Tornò presto tutto alla normalità: c'erano sempre nuovi amori da raccontare, attrici promettenti da presentare e film interessanti da recensire. Le pagine di giornali e i servizi televisivi che parlavano della scomparsa di questa amata attrice diventarono sempre meno, il pubblico si interessò presto ad altri argomenti. 



domenica 4 settembre 2011

22 - Da non credere

Un anno volò sereno e intenso. Marta era tornata sulla luna e avrebbe rinunciato a tutto pur di stare per sempre con Ashton.
Ashton la pensava diversamente. Era giovane e con una promettente carriera.

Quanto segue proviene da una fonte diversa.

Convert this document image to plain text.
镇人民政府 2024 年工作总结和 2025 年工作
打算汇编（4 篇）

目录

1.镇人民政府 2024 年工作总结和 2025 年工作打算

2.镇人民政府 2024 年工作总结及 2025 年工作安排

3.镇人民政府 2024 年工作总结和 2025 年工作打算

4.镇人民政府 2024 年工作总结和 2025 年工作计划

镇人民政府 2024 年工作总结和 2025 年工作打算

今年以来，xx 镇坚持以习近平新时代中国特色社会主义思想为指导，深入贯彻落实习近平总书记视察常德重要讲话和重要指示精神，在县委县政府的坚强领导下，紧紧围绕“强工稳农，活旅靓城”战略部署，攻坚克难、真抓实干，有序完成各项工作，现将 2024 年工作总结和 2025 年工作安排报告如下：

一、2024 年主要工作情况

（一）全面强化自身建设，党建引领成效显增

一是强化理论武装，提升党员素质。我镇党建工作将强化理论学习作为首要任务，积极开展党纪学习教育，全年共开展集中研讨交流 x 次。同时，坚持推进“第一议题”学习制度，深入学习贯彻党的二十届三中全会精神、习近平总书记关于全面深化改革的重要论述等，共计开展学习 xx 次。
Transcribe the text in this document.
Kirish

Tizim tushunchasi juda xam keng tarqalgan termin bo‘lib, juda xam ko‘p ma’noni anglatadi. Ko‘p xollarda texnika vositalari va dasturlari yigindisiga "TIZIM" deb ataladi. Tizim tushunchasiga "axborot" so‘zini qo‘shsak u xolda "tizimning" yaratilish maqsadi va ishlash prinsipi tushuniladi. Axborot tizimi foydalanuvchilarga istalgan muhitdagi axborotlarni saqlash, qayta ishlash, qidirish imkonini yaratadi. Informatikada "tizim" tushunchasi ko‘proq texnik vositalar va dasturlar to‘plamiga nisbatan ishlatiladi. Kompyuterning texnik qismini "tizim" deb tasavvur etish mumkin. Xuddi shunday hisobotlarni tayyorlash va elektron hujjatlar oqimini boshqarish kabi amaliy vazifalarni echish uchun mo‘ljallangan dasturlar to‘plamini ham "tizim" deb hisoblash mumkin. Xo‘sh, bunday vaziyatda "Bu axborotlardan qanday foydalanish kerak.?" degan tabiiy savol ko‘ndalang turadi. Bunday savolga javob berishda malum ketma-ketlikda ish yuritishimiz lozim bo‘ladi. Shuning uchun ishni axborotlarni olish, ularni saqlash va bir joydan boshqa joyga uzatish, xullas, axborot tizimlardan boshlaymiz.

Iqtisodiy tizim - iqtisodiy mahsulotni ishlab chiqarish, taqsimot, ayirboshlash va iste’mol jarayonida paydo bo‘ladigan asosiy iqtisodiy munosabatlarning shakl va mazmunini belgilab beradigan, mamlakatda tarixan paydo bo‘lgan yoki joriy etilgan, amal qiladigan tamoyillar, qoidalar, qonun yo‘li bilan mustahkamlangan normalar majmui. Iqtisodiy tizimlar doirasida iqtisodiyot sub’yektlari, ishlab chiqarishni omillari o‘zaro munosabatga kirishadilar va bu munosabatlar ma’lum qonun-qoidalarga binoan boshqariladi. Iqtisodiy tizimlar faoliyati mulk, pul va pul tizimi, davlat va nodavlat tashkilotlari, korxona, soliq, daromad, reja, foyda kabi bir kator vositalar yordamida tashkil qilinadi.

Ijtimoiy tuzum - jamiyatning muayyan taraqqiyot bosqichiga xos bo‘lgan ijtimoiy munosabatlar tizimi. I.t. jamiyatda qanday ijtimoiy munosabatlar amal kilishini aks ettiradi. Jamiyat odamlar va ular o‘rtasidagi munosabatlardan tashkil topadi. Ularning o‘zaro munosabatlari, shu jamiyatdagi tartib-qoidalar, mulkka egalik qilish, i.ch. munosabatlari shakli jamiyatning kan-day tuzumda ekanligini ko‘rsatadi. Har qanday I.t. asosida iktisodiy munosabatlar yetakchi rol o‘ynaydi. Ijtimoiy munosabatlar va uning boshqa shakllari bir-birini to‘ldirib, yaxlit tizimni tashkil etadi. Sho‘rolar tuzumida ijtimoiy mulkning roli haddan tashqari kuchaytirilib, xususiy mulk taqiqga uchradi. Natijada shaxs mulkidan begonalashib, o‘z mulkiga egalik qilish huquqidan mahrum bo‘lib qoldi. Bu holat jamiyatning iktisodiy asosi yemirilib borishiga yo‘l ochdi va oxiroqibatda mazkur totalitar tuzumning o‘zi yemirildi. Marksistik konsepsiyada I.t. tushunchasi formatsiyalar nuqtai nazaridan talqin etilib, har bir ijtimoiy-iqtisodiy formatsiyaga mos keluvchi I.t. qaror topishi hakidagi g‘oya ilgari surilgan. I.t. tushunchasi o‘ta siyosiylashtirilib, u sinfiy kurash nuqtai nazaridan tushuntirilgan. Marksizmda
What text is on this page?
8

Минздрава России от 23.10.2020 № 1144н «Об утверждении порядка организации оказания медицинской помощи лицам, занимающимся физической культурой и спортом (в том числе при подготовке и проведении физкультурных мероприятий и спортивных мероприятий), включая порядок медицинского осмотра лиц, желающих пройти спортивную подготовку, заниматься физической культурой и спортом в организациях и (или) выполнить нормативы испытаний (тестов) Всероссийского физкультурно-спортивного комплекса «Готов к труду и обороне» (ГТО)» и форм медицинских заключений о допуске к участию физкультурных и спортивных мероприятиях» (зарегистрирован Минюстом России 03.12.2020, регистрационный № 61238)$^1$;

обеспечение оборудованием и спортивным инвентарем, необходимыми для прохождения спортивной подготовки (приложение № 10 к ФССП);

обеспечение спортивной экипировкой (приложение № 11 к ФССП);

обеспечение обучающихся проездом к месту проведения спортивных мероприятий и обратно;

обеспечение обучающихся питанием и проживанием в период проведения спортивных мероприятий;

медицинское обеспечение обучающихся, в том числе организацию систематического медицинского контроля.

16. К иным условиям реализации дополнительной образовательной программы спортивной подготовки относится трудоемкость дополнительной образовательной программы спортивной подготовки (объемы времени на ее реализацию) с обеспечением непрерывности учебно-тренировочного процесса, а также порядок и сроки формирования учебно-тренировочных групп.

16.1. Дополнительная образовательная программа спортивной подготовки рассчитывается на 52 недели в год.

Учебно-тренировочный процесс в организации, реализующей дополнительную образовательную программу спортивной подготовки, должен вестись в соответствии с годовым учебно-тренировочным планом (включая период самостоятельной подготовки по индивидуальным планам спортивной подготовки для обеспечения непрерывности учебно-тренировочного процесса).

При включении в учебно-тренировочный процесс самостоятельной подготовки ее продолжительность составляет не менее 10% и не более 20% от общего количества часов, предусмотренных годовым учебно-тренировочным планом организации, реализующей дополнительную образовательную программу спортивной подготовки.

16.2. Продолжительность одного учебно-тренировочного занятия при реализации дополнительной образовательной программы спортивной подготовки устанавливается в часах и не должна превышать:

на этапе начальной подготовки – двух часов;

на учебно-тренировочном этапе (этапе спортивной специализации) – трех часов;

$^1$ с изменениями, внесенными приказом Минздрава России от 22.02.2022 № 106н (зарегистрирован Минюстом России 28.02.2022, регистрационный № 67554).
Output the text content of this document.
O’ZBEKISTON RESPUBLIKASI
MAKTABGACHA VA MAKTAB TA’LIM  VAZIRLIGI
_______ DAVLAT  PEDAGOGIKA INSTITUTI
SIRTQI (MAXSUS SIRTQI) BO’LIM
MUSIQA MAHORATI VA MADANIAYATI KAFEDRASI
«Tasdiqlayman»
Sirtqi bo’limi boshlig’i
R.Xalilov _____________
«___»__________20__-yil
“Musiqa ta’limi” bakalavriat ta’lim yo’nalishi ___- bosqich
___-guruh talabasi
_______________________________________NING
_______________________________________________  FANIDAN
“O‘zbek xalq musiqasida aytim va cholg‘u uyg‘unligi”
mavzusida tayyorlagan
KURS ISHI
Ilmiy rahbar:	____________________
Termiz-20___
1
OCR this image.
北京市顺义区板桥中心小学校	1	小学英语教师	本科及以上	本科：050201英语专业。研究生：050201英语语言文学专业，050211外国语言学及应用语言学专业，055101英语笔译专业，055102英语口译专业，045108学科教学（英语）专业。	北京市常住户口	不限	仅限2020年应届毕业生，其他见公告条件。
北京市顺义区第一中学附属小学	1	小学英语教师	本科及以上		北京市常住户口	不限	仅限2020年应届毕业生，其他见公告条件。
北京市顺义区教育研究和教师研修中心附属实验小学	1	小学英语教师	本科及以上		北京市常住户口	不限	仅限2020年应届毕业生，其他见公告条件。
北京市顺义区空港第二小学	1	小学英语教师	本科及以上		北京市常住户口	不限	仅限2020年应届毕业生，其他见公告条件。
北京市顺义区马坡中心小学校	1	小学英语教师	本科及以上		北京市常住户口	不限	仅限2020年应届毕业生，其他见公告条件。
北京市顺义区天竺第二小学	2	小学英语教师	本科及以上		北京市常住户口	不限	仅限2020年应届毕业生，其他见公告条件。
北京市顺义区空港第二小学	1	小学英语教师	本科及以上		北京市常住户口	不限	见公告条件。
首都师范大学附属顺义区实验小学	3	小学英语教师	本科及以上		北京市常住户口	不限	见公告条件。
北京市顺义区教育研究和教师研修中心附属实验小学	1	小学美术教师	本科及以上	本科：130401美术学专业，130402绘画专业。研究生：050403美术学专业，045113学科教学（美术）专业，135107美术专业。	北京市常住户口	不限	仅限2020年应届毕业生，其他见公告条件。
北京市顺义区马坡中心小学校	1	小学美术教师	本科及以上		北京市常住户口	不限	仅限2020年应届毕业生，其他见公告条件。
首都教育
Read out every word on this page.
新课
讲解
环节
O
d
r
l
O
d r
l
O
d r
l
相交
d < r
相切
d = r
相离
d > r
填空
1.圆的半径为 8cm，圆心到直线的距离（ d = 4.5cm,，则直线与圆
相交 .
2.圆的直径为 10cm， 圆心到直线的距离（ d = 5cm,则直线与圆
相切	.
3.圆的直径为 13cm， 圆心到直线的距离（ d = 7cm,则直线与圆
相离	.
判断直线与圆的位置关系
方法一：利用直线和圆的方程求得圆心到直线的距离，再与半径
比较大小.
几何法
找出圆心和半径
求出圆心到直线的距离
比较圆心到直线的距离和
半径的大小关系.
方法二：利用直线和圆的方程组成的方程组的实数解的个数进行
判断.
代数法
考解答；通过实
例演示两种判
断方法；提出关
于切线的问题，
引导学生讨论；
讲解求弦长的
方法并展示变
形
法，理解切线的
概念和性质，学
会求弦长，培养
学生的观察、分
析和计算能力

Non era pronto ad impegnarsi o almeno non con Marta.
Questa volta però Marta si accorse che qualcosa non andava, ed era già un miglioramento, lo sentiva allontanarsi forse per la paura di stare troppo vicini. Essere così in sintonia lo spaventava perché sembrava togliergli indipendenza. Chissà perché sentiva di voler fare ancora molti errori prima di trovare la sua strada e quindi la donna giusta. Mentre Marta che aveva già molto pagato aveva bisogno di stabilità e certezze.
Un giorno Marta vide negli occhi di Ashton quella luce dannata che aveva già visto. Capì che era finita ma non se lo fece dire. Non aspetto che lui si inventasse qualcosa da dire o che si scusasse o che trovasse un altra per poterla lasciare.
Una notte restò sveglia per poterlo guardare, per sentirlo vicino per l'ultima volta. Fu difficile lasciare quel letto, fu straziante togliere lo sguardo dal suo viso ma non poteva sentire la parola fine. Non doveva assolutamente sentirla. 
Prese una borsa, ci mise poche cose e uscì di casa per non farci più ritorno.